UK drops in ICT league table

The US and the UK have fallen in an 'e-readiness' ranking list, as the downturn harms the ability of many countries to use ICT for social and economic development
Written by Matthew Broersma, Contributor

The UK has dropped sharply in the Economist Intelligence Unit's annual 'e-readiness' league table, as the recession harmed many countries' ability to use ICT  for social and economic development.

The E-readiness rankings 2009: The usage imperative report, published on Wednesday, is the ninth in an annual series analysing and ranking countries according to the standard of their ICT infrastructure and the ability of their citizens, businesses and governments to use ICT for their good.

This e-readiness depends largely on a stable business environment, and the downturn has disrupted this stability, the EIU said. As a result, all 70 countries included in the study have seen their business environment scores drop in 2009. In addition, all but nine countries had lower overall e-readiness scores.
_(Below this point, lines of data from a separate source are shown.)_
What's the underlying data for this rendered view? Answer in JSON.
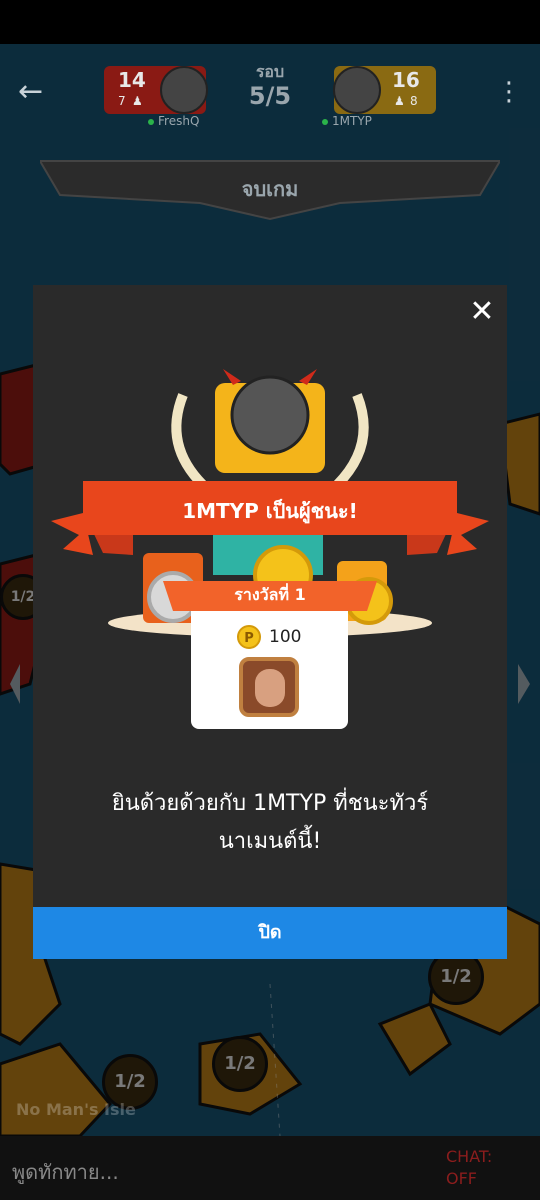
{
  "header": {
    "round_label": "รอบ",
    "round_value": "5/5",
    "left_player": {
      "score": "14",
      "sub": "7",
      "name": "FreshQ"
    },
    "right_player": {
      "score": "16",
      "sub": "8",
      "name": "1MTYP"
    },
    "end_banner": "จบเกม"
  },
  "modal": {
    "winner_text": "1MTYP เป็นผู้ชนะ!",
    "prize_tab": "รางวัลที่ 1",
    "coin_symbol": "P",
    "coin_amount": "100",
    "congrats_line1": "ยินด้วยด้วยกับ 1MTYP ที่ชนะทัวร์",
    "congrats_line2": "นาเมนต์นี้!",
    "close_button": "ปิด"
  },
  "map": {
    "tile_labels": [
      "1/2",
      "1/2",
      "1/2",
      "1/2"
    ],
    "isle_name": "No Man's Isle"
  },
  "chat": {
    "placeholder": "พูดทักทาย...",
    "status_line1": "CHAT:",
    "status_line2": "OFF"
  },
  "colors": {
    "ribbon": "#e8461c",
    "button": "#1e88e5",
    "modal_bg": "#2a2a2a"
  }
}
"The results of this year's research underscore the fact that digital development does not take place in a vacuum," EIU editorial director Robin Bew said in a statement.
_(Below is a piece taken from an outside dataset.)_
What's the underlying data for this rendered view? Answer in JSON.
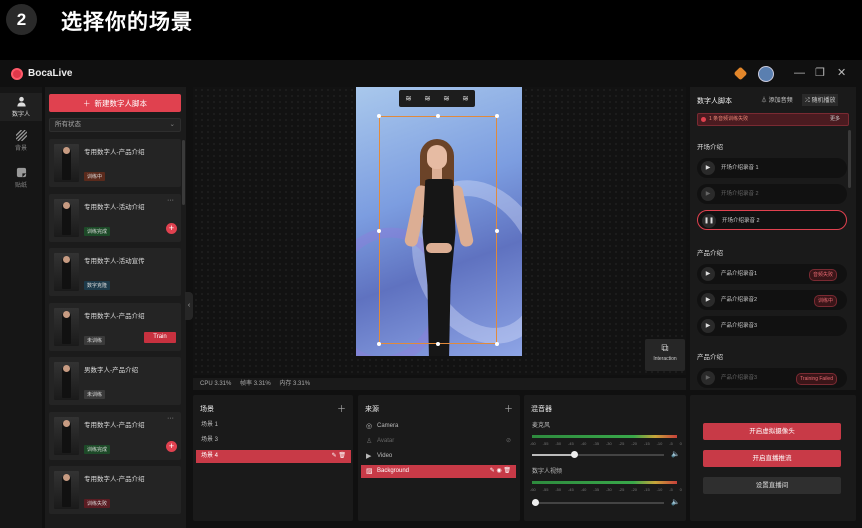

The report's ranking is based on six categories of criteria, including the state of the country's technological infrastructure, the country's business environment, the social and cultural environment and consumer and business adoption.

The business environments of the US and the UK have been particularly hard-hit by the downturn, the report's authors noted. Consequently, the UK dropped from eighth place last year to 13th in the current study, while the US dropped from the top spot to fifth place.

Meanwhile, Denmark reclaimed the top spot from the US, while Sweden, the Netherlands and Norway all found slots in the top 10, due to high usage levels of ICT in those countries.

In the longer term, ICT in general may benefit from the stimulus packages being introduced in countries such as the US, as these packages usually include direct or indirect spending on technology and communications projects, the EIU said.

In its Digital Britain report, published on Tuesday, the UK government pledged to spend up to £175m a year to build out next-generation broadband to almost all the UK. It will also dedicate £30m to pushing through ICT innovation, invest £23m over three years to help small businesses exploit advanced ICT and introduce three new research hubs with funding of £12m for each.

However, the report warned against the threat of protectionist measures being considered by some governments, and noted that these measures are sometimes attached to stimulus packages.

The company also noted that mounting concern over the ecological impact of digital devices and networks could lead to further policy constraints for ICT.